In a very scientific report from American Psychological Association Task Force on the Appropriate Therapeutic Responses to Sexual Orientation, the question of
Are SOCE harmful?
Note that the scientific report has explicitly said:
In our review, we considered only peer-reviewed research, in keeping with current standards for conducting scientific reviews (see Khan, Kunz, Kleijnen, & Antes, 2003), which exclude the grey literature and lay material.
Their report reviewed many experiments, they are summarized here:
Early research on efforts to change sexual orientation focused heavily on interventions that include aversion techniques. Many of these studies did not set out to investigate harm. Nonetheless, these studies provide some suggestion that harm can occur from aversive efforts to change sexual orientation.
In the study conducted by Bancroft (1969) , he reported the intervention had harmful effects on 50% of the 16 research subjects who were exposed to it. Quinn, Harrison, and McAllister (1970) and Thorpe et al. (1964) also reported cases of debilitating depression, gastric distress, nightmares, and anxiety. Herman and Prewett (1974) reported that following treatment, their research participant began to engage in abusive use of alcohol that required his rehospitalization.

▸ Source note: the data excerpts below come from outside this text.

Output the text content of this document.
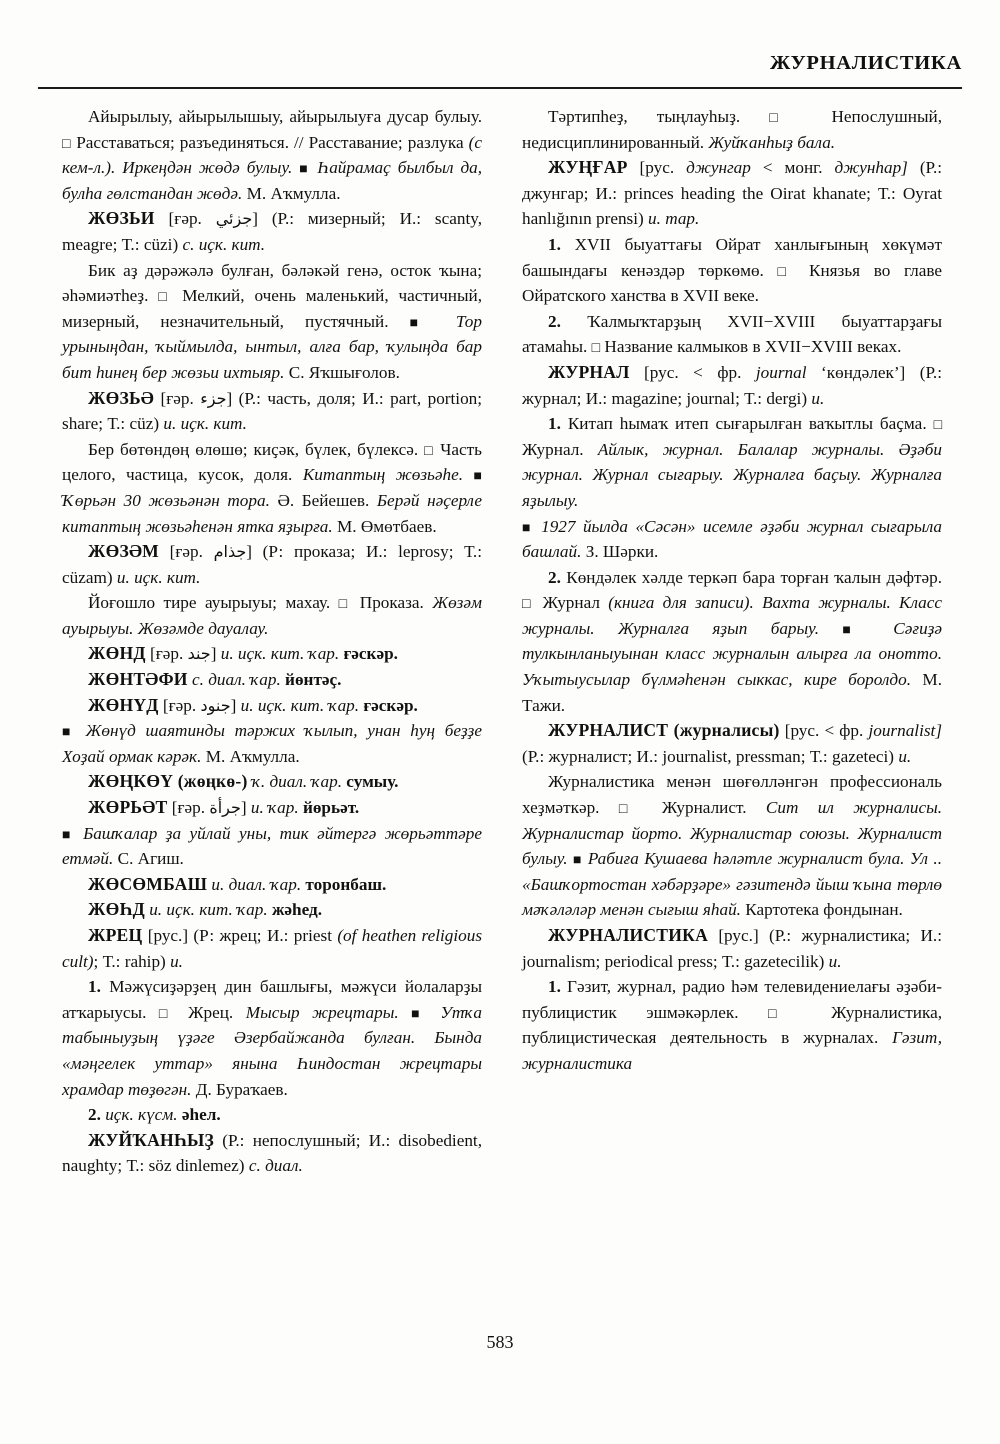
ЖУРНАЛИСТИКА

Айырылыу, айырылышыу, айырылыуға дусар булыу. □ Расставаться; разъединяться. // Расставание; разлука (с кем-л.). Иркеңдән жөдә булыу. ■ Һайрамаҫ былбыл да, булһа гөлстандан жөдә. М. Аҡмулла.

ЖӨЗЬИ [ғәр. جزئي] (Р.: мизерный; И.: scanty, meagre; Т.: cüzi) с. иҫк. кит.

Бик аҙ дәрәжәлә булған, бәләкәй генә, осток ҡына; әһәмиәтһеҙ. □ Мелкий, очень маленький, частичный, мизерный, незначительный, пустячный. ■	Тор урыныңдан, ҡыймылда, ынтыл, алға бар, ҡулыңда бар бит һинең бер жөзьи ихтыяр. С. Яҡшығолов.

ЖӨЗЬӘ [ғәр. جزء] (Р.: часть, доля; И.: part, portion; share; Т.: cüz) и. иҫк. кит.

Бер бөтөндөң өлөшө; киҫәк, бүлек, бүлексә. □ Часть целого, частица, кусок, доля. Китаптың жөзьәһе. ■ Ҡөрьән 30 жөзьәнән тора. Ә. Бейешев. Берәй нәҫерле китаптың жөзьәһенән ятка яҙырға. М. Өмөтбаев.

ЖӨЗӘМ [ғәр. جذام] (Р: проказа; И.: leprosy; Т.: cüzam) и. иҫк. кит.

Йоғошло тире ауырыуы; махау. □ Проказа. Жөзәм ауырыуы. Жөзәмде дауалау.

ЖӨНД [ғәр. جند] и. иҫк. кит. ҡар. ғәскәр.

ЖӨНТӘФИ с. диал. ҡар. йөнтәҫ.

ЖӨНҮД [ғәр. جنود] и. иҫк. кит. ҡар. ғәскәр.

■ Жөнүд шаятинды тәржих ҡылып, унан һуң беҙҙе Хоҙай ормак кәрәк. М. Аҡмулла.

ЖӨҢКӨҮ (жөңкө-) ҡ. диал. ҡар. сумыу.

ЖӨРЬӘТ [ғәр. جرأة] и. ҡар. йөрьәт.

■ Башҡалар ҙа уйлай уны, тик әйтергә жөрьәттәре етмәй. С. Агиш.

ЖӨСӨМБАШ и. диал. ҡар. торонбаш.

ЖӨҺД и. иҫк. кит. ҡар. жәһед.

ЖРЕЦ [рус.] (Р: жрец; И.: priest (of heathen religious cult); Т.: rahip) и.

1. Мәжүсиҙәрҙең дин башлығы, мәжүси йолаларҙы атҡарыусы. □ Жрец. Мысыр жрецтары. ■ Утҡа табыныуҙың үҙәге Әзербайжанда булған. Бында «мәңгелек уттар» янына Һиндостан жрецтары храмдар төҙөгән. Д. Бураҡаев.

2. иҫк. күсм. әһел.

ЖУЙҠАНҺЫҘ (Р.: непослушный; И.: disobedient, naughty; Т.: söz dinlemez) с. диал.

Тәртипһеҙ, тыңлауһыҙ. □	Непослушный, недисциплинированный. Жуйҡанһыҙ бала.

ЖУҢҒАР [рус. джунгар < монг. джунһар] (Р.: джунгар; И.: princes heading the Oirat khanate; Т.: Oyrat hanlığının prensi) и. тар.

1. XVII быуаттағы Ойрат ханлығының хөкүмәт башындағы кенәздәр төркөмө. □	Князья во главе Ойратского ханства в XVII веке.

2. Ҡалмыҡтарҙың XVII−XVIII быуаттарҙағы атамаһы. □ Название калмыков в XVII−XVIII веках.

ЖУРНАЛ [рус. < фр. journal ‘көндәлек’] (Р.: журнал; И.: magazine; journal; Т.: dergi) и.

1. Китап һымаҡ итеп сығарылған ваҡытлы баҫма. □ Журнал. Айлык, журнал. Балалар журналы. Әҙәби журнал. Журнал сығарыу. Журналға баҫыу. Журналға яҙылыу.

■ 1927 йылда «Сәсән» исемле әҙәби журнал сығарыла башлай. З. Шәрки.

2. Көндәлек хәлде теркәп бара торған ҡалын дәфтәр. □ Журнал (книга для записи). Вахта журналы. Класс журналы. Журналға яҙып барыу. ■	Сәғиҙә тулкынланыуынан класс журналын алырға ла онотто. Уҡытыусылар бүлмәһенән сыккас, кире боролдо. М. Тажи.

ЖУРНАЛИСТ (журналисы) [рус. < фр. journalist] (Р.: журналист; И.: journalist, pressman; Т.: gazeteci) и.

Журналистика менән шөғөлләнгән профессиональ хеҙмәткәр. □	Журналист. Сит ил журналисы. Журналистар йорто. Журналистар союзы. Журналист булыу. ■ Рабиға Кушаева һәләтле журналист була. Ул .. «Башҡортостан хәбәрҙәре» гәзитендә йыш ҡына төрлө мәҡәләләр менән сығыш яһай. Картотека фондынан.

ЖУРНАЛИСТИКА [рус.] (Р.: журналистика; И.: journalism; periodical press; Т.: gazetecilik) и.

1. Гәзит, журнал, радио һәм телевидениелағы әҙәби-публицистик эшмәкәрлек. □	Журналистика, публицистическая деятельность в журналах. Гәзит, журналистика

583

In McConaghy and Barr’s (1973) experiment, 1 respondent of 46 subjects is reported to have lost all sexual feeling and to have dropped out of the treatment as a result. Two participants reported experiencing severe depression, and 4 others experienced milder depression during treatment. No other experimental studies reported on iatrogenic effects.
None reported on adverse events.
Some recent studies document that there are people who perceive that they have been harmed through SOCE (Beckstead & Morrow, 2004; Nicolosi et al., 2000; Schaeffer et al., 2000; Schroeder & Shidlo, 2001; Shidlo & Schroeder, 2002; Smith et al., 2004), just as other recent studies document that there are people who perceive that they have benefited from it (Beckstead & Morrow, 2004; Nicolosi et al., 2000; Pattison & Pattison, 1980; Schaeffer et al., 2000; Spitzer, 2003).Many participants in studies by Beckstead and Morrow (2004) and Shidlo and Schroeder (2002) described experiencing first the positive effects and then experiencing or acknowledging the negative effects later. Among those studies reporting on the perceptions of harm, the reported negative social and emotional consequences include self-reports of anger, anxiety, confusion, depression, grief, guilt, hopelessness, deteriorated relationships with family, loss of social support, loss of faith, poor self-image, social isolation, intimacy difficulties, intrusive imagery, suicidal ideation, self-hatred, and sexual dysfunction.
Studies from both periods indicate that attempts to change sexual orientation may cause or exacerbate distress and poor mental health in some individuals, including depression and suicidal thoughts. The lack of rigorous research on the safety of SOCE represents a serious concern, as do studies that report perceptions of harm
So, there is a correlational link between "conversion therapy" and "harm" but not a causal link. Note that this is not a question of whether "conversion therapy" works or not, but only whether it causes harm.